Hmm, on desktop, the minimal test version does run every time without issue. But only if I don't also have another tab open with a frozen Whisper Worker.

So a frozen Whisper Worker in tab A also blocks loading whisper in a new Whisper Worker in tab B.

This would imply that something in my project's code is creating the condition that freezes up the loading process in such a hardcore way that even other tabs are affected.

// Hmm, but everything works fine the first time, when the browser is fresh (or after manually killing the related processes... or killing the worker and then restarting it again...). So that would imply something gets set on the first load of Whisper that interferes with itself after a page reload.

But that issue doesn't happen in the minimal test, so something in my code/situation is causing Whisper's worker to not properly die/unload/get cleaned after the page is closed.

// The minimal version immediately crashes on mobile.

Screenshot 2024-10-06 at 15 17 07
flatsiedatsie commented 1 week ago

By Jove, I think I may have cracked the case!

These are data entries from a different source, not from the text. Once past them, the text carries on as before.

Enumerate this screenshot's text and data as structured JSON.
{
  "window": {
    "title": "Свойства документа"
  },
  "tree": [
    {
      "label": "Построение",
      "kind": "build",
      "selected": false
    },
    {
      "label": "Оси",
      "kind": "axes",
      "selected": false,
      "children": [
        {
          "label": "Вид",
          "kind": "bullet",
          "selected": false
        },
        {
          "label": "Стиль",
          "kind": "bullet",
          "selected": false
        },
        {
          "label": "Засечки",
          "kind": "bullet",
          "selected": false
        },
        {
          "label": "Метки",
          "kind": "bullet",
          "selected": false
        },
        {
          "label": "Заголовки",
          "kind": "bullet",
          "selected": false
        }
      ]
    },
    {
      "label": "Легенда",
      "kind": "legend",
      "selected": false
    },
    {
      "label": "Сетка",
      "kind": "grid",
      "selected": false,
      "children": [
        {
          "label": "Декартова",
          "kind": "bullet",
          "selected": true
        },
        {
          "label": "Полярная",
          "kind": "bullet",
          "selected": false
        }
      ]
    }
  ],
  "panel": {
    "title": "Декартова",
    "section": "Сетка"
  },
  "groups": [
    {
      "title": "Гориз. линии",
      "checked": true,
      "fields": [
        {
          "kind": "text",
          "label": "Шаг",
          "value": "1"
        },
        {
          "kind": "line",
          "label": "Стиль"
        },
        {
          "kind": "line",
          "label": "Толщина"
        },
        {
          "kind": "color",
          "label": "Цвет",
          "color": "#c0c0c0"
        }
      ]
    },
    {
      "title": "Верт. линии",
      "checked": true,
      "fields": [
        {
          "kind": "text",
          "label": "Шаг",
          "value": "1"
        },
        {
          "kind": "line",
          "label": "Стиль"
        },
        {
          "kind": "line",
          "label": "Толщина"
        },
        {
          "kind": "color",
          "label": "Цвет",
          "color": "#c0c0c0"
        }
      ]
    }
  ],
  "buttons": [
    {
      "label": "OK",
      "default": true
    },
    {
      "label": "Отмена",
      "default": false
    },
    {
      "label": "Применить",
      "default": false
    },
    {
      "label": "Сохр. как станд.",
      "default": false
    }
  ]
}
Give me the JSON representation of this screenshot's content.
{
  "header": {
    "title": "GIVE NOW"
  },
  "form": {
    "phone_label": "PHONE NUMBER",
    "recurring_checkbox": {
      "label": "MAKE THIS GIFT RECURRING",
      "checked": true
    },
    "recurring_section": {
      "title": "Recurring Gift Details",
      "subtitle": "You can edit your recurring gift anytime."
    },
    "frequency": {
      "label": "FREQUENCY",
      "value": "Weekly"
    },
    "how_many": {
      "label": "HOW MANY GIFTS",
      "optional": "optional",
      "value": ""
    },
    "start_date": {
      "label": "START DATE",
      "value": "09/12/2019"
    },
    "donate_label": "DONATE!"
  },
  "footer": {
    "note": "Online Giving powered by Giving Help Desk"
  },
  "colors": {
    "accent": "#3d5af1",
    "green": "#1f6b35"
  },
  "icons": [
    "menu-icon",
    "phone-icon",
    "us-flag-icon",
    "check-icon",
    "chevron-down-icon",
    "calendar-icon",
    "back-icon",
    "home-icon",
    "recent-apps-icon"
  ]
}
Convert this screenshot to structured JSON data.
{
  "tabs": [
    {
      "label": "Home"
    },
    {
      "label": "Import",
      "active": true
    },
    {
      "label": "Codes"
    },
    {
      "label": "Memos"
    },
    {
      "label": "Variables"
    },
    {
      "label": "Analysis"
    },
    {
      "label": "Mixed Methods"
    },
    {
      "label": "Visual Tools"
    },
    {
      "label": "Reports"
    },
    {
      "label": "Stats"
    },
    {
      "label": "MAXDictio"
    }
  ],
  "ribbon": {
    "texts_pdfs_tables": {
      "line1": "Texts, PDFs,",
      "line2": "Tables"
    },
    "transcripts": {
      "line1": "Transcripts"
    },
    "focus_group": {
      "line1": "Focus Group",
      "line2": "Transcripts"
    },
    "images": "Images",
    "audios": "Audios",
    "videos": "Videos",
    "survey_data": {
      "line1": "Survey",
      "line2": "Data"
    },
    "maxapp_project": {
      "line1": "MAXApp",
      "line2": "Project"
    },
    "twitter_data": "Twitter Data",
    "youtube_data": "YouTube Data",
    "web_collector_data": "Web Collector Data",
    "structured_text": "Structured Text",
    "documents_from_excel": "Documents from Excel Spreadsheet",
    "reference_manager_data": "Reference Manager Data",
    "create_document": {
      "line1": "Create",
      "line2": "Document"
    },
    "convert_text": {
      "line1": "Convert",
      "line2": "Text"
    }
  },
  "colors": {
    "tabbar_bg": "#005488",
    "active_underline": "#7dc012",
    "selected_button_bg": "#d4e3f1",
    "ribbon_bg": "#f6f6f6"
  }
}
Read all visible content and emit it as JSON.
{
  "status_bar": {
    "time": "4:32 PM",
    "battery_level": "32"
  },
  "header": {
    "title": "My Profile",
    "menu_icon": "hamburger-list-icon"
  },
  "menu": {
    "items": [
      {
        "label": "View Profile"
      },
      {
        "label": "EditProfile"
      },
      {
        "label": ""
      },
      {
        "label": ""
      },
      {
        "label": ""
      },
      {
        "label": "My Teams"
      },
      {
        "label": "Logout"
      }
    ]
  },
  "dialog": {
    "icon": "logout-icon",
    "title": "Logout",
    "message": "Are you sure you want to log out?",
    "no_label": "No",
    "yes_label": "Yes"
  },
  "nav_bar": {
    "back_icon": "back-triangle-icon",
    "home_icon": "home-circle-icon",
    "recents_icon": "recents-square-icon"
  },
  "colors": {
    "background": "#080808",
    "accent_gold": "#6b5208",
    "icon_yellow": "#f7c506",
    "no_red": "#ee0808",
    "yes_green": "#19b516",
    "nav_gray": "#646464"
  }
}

flatsiedatsie commented 1 week ago

I've solved one of the issues.

It turns out that I was sending data to the Whisper Worker right after it was created. But the worker wasn't actually 'loaded in' at that point yet.

So I've added this to the end of the worker script:

self.postMessage({
    status: "exists"
});

Only once the main script has received the "exists" message will it send the worker the data. So, it was an issue in my code (as was the most likely) that slipped in during the rewrite.

The delay has solved things on the desktop side. It now works perfectly again.

On the mobile side, however, this fix unfortunately hasn't resolved the issue. There I still see:

Screenshot 2024-10-07 at 11 57 34

For now I'm assuming that's an indication of a 'real' out of memory issue. And now I'm back to trying (adding) variations of enabling quantized and/or changing Q4 to FP32 for the encoder.

It was working fine on mobile for a long time, so I know it's possible.

flatsiedatsie commented 1 week ago

and

Screenshot 2024-10-07 at 14 49 30
flatsiedatsie commented 1 week ago

Tested on another Android device, a Samsung tablet with just 2GB of RAM.

Also tested on an iPhone SE 2020, with 3GB ram.

flatsiedatsie commented 1 week ago

Since it seems to be a combinations of an issue in my code and -seemingly- an issue with mobile Chrome I'm going to close this issue.

Phew!

flatsiedatsie commented 6 hours ago

I've noticed that in general it's a good idea to create a 'preload' function, where the model first downloads its files, and after that is done, sends a "preloaded" mesage back to the main thread, and only then gets sent the actual tasks.

I don't know why this is. It could be that it adds a small delay? But I've now added this to the TTS worker too, and it seems much happier.

Still, sporadically a worker will still freeze. I've resorted to adding code that checks if it has taken more than 15 seconds for the worker to create an instance. If the main thread doesn't get a success mesage within that timeframe, the worker will be terminated. This.. isn't pretty.